SOERIPTO: Well, what we’ll do is to- we do family tracing. So we’re going to try to find extended family even- even if not direct parents, extended families, aunts, uncles, nephews, neighbors, sometimes the community where they were, find members from that community, vet them, check backgrounds, and then the painstaking process of reuniting these children, who many of whom have been either displaced or lost or and some even displaced outside of Gaza, help them reconnect to that community. Lot of mental health, psychosocial support, cash to make sure that the family is also able to care for them in already a situation of- where they most of them will have lost everything. So it’s a long and hard, painstaking process that also needs real sensitive and professional social workers. 

MARGARET BRENNAN: When Will those professionals be able to get in? 

SOERIPTO: Well, we hope, as soon as possible–

MARGARET BRENNAN: In phase one? 

SOERIPTO: In- that is the real ask and hope– 

MARGARET BRENNAN: In the next six weeks.

SOERIPTO: –We need urgently to get in pediatric medical workers. We need those social workers in the case management workers for to protect children. We need a refreshment. We have two- a workforce of 250 Palestinians in Gaza who’ve been at it for 15 months. They are exhausted. They also need to get back to their, whatever’s left of their homes. We originally need to be able to surge in adequate capacity and specialism. 

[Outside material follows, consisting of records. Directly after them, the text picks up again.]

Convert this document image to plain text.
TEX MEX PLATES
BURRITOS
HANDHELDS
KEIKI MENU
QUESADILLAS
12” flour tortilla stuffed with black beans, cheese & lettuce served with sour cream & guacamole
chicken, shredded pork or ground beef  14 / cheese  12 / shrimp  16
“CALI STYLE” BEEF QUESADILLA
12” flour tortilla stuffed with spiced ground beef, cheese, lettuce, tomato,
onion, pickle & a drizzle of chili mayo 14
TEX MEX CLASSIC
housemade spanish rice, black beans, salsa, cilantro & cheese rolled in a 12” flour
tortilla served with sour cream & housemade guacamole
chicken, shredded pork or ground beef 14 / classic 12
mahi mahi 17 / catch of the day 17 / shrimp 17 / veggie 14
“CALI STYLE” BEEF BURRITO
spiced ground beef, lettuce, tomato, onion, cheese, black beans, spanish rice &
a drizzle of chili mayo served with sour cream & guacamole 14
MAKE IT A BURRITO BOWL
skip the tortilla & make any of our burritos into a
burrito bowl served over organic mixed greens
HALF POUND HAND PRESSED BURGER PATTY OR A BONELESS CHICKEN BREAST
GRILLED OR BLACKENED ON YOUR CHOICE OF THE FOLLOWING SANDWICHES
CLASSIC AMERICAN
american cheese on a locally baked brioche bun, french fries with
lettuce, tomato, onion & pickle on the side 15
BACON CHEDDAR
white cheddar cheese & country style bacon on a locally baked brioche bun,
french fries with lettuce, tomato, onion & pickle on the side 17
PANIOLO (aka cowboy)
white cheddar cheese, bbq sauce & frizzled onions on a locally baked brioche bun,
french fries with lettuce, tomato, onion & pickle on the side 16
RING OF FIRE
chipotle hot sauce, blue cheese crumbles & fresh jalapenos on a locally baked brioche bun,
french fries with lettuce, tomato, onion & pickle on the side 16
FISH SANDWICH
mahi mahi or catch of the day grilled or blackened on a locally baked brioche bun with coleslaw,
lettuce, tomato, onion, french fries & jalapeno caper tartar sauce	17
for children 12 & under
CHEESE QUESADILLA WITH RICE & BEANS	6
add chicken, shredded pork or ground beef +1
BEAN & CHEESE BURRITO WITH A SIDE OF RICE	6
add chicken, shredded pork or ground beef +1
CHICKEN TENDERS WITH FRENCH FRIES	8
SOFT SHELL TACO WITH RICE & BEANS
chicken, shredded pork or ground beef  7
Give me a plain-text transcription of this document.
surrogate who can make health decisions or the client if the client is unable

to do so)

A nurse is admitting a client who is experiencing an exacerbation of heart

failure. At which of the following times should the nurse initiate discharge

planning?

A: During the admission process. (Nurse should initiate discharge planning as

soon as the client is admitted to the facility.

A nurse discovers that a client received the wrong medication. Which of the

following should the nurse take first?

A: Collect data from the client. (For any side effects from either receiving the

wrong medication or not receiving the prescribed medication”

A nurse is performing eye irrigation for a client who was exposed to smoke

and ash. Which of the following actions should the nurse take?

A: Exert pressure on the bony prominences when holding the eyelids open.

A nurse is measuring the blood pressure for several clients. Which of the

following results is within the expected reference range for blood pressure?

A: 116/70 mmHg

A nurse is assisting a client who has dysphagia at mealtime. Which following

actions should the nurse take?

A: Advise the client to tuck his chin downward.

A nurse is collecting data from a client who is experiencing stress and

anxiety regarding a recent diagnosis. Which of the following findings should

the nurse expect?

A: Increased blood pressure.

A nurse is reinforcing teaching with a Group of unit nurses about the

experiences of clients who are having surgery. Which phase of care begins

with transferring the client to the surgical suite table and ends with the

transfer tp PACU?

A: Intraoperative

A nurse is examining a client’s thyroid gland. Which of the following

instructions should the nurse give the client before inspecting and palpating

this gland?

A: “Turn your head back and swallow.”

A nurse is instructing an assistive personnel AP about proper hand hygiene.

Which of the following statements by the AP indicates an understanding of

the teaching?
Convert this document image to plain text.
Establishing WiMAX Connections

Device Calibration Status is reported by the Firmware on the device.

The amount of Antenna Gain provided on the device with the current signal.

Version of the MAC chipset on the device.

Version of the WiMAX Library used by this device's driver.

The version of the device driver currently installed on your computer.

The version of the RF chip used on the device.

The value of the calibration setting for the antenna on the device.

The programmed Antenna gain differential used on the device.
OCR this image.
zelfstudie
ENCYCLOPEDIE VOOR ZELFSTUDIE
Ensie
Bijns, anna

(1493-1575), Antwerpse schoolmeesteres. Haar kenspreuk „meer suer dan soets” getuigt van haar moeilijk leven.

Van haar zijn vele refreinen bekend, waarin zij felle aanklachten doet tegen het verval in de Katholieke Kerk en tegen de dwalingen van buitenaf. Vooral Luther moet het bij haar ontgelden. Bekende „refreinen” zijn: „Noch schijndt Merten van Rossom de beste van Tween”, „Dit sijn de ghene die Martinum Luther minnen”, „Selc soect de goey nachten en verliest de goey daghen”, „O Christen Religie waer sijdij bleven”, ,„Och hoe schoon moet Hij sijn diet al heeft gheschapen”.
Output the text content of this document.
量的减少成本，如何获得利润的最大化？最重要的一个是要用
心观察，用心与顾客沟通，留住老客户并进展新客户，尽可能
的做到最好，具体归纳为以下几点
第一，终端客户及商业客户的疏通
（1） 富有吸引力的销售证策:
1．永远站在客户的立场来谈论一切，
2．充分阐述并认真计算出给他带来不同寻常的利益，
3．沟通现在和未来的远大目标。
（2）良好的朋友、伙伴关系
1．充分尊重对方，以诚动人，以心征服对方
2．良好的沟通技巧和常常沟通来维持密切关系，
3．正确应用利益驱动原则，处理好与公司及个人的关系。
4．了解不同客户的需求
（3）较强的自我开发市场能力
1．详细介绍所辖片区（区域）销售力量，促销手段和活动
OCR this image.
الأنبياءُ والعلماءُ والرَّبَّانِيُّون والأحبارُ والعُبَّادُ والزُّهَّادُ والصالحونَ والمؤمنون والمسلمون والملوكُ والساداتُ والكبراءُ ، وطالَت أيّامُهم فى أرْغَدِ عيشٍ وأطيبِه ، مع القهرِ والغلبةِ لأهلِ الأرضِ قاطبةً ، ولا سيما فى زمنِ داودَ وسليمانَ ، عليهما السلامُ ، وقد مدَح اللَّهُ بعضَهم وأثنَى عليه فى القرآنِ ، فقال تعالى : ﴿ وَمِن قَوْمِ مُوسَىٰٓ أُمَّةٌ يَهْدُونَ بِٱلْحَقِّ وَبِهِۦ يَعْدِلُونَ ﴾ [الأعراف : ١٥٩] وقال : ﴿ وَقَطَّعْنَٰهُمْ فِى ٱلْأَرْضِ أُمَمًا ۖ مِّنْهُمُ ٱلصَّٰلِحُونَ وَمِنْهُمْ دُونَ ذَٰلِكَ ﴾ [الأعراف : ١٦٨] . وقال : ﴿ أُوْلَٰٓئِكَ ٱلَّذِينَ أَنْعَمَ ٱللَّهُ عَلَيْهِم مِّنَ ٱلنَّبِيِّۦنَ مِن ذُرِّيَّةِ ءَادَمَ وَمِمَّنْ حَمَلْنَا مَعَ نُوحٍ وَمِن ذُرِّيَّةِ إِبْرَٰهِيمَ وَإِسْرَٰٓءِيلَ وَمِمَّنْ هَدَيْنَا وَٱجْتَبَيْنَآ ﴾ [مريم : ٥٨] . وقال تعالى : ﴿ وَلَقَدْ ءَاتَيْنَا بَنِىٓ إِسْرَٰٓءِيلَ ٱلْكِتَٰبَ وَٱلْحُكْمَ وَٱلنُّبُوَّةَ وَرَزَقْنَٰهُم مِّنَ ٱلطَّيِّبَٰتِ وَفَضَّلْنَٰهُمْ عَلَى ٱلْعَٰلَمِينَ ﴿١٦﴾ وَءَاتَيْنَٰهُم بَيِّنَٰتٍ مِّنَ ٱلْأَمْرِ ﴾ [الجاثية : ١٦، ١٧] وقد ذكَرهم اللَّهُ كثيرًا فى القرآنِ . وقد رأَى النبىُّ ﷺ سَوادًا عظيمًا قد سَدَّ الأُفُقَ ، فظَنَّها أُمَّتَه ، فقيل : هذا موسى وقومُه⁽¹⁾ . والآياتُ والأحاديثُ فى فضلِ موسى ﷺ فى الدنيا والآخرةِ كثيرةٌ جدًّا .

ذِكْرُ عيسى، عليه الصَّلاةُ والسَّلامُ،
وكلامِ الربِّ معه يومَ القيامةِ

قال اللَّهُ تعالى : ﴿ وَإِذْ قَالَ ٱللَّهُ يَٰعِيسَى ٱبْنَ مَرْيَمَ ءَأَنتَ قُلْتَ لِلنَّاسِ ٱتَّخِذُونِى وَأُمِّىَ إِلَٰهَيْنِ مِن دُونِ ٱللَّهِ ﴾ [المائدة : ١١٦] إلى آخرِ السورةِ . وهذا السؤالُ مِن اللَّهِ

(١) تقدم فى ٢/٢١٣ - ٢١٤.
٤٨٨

MARGARET BRENNAN: So, Hamas is not going to govern Gaza. They’re not governing Gaza now. It’s- it’s largely chaos. How, practically speaking, can you get all these things done if, as is now Israeli law, the largest organization, UNRWA, is now going to be banned if the UN can’t do this through the UNRWA, who does this?

SOERIPTO: That is going to be problematic. The operational infrastructure from UNRWA is massive, and we’ve said that now for 15 months, all of us, our humanitarian agencies, cannot replace UNRWA just like that, if ever. 13,000 UNRWA staff inside of Gaza–

MARGARET BRENNAN: Schools.

SOERIPTO: –schools, warehouses, trucks, everything that are being used also by organizations like ours, so that will be difficult, and we would hope that there will be certain exemptions to allow for that operational effectiveness to happen. 

MARGARET BRENNAN: Because it would be illegal for you to do any work with them. 

SOERIPTO: Yeah, right. 

MARGARET BRENNAN: You have a tremendous amount of work, Janti Soeripto, ahead of you. Thank you very much for sharing with us. And I know you’ve been working in California as well with children out there.

SOERIPTO: As well, yeah, well, we try to be there for kids wherever the crisis hits. 

MARGARET BRENNAN: All right. Thank you. We’ll be right back.